Watched: 06/10/2022
Format: TCM Noir Alley
Viewing: Second
Director: Budd Boetticher
This movie is here to put the lie to the 1950's being a more innocent time. It's dark and brutal and feels like a gritty novella of the era (which should also tell you that if you think the 1950's were what you saw on TV re-runs, you're a remarkable idiot). This film mostly made it past censors as near as I can tell because the antagonist as the Hays Office would have seen it gets shot to hell in the final reel. But that's missing the drifting shades of gray of *everyone* in the movie, including and especially out lead cop.
I watched this one about seven years ago, and it's interesting to return to films I haven't seen much now that I know the actors and noir a bit better. I have a better feel for Joseph Cotten, Wendell Corey, Rhonda Fleming*, Alan Hale Jr., and even Virginia Christine.

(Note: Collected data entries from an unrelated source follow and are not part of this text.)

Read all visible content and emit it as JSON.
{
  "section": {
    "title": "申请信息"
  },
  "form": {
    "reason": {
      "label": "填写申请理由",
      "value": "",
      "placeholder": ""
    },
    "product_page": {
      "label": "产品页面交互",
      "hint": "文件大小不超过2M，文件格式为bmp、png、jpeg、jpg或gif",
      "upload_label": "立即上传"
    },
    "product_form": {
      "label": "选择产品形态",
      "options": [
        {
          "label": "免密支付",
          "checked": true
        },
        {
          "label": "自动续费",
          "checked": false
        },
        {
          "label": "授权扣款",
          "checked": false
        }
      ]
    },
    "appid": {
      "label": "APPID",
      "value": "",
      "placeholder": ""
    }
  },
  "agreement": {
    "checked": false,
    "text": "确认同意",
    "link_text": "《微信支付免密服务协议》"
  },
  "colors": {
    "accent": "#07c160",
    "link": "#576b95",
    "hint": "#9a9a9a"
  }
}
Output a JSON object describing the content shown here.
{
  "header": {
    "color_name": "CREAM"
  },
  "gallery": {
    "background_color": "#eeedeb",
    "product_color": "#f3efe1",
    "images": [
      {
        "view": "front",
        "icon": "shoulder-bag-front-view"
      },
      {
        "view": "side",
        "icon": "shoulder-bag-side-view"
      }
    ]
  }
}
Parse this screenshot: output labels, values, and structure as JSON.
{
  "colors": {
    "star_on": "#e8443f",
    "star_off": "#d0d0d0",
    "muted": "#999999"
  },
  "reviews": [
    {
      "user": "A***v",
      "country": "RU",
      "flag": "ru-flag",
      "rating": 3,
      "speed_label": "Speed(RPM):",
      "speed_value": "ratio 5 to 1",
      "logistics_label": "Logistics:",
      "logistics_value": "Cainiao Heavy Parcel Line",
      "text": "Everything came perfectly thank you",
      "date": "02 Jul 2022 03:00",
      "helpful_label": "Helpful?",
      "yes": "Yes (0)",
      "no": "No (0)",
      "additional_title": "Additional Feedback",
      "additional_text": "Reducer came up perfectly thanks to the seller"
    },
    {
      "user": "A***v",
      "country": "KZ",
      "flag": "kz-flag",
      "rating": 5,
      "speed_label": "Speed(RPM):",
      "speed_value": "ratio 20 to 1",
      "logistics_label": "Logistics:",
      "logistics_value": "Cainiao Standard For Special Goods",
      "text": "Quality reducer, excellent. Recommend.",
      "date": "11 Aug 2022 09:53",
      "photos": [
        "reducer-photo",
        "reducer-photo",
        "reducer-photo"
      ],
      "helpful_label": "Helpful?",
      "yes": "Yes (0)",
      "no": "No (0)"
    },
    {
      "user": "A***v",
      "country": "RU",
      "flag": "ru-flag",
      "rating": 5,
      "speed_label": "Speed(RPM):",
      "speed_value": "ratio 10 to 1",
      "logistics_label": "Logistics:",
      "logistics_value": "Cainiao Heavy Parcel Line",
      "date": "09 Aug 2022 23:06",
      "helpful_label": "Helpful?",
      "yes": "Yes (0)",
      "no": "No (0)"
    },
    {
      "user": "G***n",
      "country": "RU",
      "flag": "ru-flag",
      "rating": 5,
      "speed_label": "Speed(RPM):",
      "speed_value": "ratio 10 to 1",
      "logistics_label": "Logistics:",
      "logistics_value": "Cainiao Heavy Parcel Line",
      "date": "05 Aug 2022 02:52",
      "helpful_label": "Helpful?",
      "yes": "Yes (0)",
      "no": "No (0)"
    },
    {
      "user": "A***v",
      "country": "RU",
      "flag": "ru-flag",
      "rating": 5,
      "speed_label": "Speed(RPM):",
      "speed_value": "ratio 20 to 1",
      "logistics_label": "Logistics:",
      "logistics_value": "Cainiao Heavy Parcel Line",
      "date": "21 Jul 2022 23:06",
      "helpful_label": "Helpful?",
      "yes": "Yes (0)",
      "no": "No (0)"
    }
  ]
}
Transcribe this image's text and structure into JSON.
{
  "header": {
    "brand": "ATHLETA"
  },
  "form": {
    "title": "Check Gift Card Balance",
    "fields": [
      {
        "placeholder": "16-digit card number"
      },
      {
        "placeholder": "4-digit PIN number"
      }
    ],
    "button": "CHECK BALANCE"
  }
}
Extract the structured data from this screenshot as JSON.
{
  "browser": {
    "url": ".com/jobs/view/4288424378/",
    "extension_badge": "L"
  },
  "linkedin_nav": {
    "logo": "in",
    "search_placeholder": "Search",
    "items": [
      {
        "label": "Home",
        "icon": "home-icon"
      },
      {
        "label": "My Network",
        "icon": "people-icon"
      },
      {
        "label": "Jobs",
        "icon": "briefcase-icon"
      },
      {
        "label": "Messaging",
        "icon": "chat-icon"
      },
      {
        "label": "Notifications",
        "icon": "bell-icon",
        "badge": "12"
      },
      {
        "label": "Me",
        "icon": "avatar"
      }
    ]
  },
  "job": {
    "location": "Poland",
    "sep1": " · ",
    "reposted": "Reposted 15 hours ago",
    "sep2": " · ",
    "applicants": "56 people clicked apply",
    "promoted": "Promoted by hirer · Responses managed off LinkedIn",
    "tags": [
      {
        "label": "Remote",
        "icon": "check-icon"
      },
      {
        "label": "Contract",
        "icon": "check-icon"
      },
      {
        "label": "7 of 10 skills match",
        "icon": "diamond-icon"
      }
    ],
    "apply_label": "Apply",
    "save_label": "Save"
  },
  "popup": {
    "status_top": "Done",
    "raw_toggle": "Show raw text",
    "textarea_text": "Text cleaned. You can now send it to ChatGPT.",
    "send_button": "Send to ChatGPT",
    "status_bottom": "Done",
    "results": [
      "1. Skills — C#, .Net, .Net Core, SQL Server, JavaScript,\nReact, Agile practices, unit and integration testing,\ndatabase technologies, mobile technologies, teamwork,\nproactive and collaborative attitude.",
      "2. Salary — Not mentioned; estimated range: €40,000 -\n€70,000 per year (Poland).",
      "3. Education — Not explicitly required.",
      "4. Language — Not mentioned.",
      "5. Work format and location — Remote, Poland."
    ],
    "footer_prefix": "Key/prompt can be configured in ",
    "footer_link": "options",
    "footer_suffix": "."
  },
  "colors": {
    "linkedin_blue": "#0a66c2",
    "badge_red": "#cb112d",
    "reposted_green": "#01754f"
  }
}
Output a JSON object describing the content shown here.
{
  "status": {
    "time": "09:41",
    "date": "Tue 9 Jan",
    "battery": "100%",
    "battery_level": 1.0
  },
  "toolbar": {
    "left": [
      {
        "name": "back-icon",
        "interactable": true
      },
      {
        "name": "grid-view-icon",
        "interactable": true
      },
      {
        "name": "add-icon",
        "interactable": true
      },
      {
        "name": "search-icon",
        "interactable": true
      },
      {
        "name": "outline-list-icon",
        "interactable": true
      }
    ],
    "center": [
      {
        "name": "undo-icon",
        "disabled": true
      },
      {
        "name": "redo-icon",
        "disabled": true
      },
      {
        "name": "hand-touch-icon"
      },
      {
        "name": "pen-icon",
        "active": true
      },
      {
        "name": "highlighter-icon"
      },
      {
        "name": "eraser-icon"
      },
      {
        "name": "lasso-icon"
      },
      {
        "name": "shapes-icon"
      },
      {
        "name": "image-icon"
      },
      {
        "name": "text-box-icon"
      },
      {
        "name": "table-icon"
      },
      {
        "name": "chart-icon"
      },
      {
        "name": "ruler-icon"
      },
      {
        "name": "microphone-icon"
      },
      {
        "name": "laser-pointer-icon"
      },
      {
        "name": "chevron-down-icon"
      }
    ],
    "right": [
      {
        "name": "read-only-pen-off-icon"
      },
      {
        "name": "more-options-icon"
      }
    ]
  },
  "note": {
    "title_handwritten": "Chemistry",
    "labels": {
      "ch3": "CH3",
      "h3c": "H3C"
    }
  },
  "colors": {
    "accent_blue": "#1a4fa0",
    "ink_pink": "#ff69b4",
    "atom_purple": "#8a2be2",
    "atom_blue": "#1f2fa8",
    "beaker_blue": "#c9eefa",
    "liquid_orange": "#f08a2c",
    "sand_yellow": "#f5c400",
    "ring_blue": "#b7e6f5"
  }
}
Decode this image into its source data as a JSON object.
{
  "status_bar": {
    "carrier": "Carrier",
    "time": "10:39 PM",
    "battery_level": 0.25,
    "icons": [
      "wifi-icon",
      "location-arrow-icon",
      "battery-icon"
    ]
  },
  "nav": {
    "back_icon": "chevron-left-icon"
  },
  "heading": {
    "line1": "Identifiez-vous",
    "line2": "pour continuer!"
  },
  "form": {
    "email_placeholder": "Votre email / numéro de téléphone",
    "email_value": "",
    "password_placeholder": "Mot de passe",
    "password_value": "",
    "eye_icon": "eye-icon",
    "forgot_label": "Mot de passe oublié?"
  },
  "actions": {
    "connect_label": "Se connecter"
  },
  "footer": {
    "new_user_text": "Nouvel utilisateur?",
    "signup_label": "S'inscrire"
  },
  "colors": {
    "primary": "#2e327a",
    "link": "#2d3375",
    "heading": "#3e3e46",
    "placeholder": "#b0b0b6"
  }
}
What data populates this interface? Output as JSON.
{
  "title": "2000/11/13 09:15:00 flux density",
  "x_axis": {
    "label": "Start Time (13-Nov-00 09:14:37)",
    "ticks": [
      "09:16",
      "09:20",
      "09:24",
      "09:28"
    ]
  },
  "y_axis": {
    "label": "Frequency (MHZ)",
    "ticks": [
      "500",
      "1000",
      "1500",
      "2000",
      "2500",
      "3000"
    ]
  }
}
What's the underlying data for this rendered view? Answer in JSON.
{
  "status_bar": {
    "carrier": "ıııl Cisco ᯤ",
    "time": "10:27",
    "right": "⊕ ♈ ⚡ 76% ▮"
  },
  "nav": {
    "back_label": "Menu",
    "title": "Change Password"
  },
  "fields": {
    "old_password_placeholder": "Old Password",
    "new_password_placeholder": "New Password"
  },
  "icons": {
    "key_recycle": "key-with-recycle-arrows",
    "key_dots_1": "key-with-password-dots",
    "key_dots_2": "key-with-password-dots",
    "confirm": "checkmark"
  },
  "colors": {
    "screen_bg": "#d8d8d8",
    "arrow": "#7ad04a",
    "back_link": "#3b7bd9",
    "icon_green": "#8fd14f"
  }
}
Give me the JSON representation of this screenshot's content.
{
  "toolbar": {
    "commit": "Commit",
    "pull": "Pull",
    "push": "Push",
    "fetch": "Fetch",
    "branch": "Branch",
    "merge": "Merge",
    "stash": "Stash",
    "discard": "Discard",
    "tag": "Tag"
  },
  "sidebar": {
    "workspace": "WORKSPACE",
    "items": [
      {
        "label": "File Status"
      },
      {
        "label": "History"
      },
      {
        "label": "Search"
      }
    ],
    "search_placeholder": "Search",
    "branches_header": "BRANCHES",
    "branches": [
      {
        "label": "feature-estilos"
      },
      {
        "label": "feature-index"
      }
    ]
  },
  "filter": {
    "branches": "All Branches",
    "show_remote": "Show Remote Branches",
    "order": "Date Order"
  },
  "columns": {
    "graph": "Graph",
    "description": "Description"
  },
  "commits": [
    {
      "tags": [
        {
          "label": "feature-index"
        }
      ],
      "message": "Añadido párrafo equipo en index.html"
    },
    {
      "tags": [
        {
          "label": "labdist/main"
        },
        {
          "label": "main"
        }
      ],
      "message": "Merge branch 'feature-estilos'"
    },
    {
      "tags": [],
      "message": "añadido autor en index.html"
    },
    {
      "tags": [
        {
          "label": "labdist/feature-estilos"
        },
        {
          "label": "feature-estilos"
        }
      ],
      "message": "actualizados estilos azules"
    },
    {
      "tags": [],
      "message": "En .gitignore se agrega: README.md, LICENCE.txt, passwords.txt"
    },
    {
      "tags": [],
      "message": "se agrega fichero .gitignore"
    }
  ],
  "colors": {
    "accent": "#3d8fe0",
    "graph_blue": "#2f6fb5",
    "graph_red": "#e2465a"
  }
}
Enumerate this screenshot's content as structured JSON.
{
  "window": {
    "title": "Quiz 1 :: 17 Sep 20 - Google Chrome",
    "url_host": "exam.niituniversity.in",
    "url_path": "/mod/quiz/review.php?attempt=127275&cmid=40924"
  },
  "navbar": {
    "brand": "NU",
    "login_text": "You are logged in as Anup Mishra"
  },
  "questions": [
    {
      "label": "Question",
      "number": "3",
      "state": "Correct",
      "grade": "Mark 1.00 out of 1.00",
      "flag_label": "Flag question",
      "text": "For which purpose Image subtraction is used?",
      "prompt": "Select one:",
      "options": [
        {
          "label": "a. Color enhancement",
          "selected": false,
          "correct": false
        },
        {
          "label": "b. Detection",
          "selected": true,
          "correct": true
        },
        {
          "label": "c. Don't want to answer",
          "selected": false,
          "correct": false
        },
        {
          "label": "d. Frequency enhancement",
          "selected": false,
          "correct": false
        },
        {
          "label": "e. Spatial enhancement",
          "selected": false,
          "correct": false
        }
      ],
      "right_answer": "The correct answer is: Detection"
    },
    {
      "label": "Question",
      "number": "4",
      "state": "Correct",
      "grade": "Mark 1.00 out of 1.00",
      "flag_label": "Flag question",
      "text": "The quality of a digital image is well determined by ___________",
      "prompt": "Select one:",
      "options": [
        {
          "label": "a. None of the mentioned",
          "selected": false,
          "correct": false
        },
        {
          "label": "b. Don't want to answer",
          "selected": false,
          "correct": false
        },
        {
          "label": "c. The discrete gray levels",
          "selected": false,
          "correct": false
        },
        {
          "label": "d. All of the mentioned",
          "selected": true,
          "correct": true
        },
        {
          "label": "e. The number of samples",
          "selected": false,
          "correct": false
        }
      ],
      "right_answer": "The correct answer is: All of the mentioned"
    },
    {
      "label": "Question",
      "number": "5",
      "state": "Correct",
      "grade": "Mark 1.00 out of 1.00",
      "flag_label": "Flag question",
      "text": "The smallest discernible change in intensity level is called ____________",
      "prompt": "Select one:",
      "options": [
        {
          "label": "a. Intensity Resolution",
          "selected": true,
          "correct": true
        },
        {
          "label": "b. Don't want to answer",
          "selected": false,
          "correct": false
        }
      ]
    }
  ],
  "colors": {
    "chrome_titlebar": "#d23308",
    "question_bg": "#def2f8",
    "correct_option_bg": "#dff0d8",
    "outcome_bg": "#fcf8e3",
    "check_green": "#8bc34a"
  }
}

Anyway - it's a good ticking time bomb of a movie. Wendell Corey plays a bank employee who seems to be trying to thwart a robbery, but the cops figure out he's involved. When they come for him, Joseph Cotten accidentally kills his wife. Seeing Cotten's wife, Rhonda Fleming, at his trial, he vows revenge in the form of murdering Fleming.
He escapes (via murder) an honor farm and he begins his pursuit. Fleming and Cotten battle over what it means to be a cop's wife and what she's going through worrying about him constantly and what he feels is his duty. In a curious turn for the era, the movie refuses to give us an answer if either of them are right. But as a potential target, it really brings the debate to a boil.
Give this one a shot some time. It's a quick watch, but gets the job done. And you'll never look at Wendell Corey the same again.
*I mean, let us be honest - I tend to say "okay" if a movie has Rhonda Fleming, and this one does.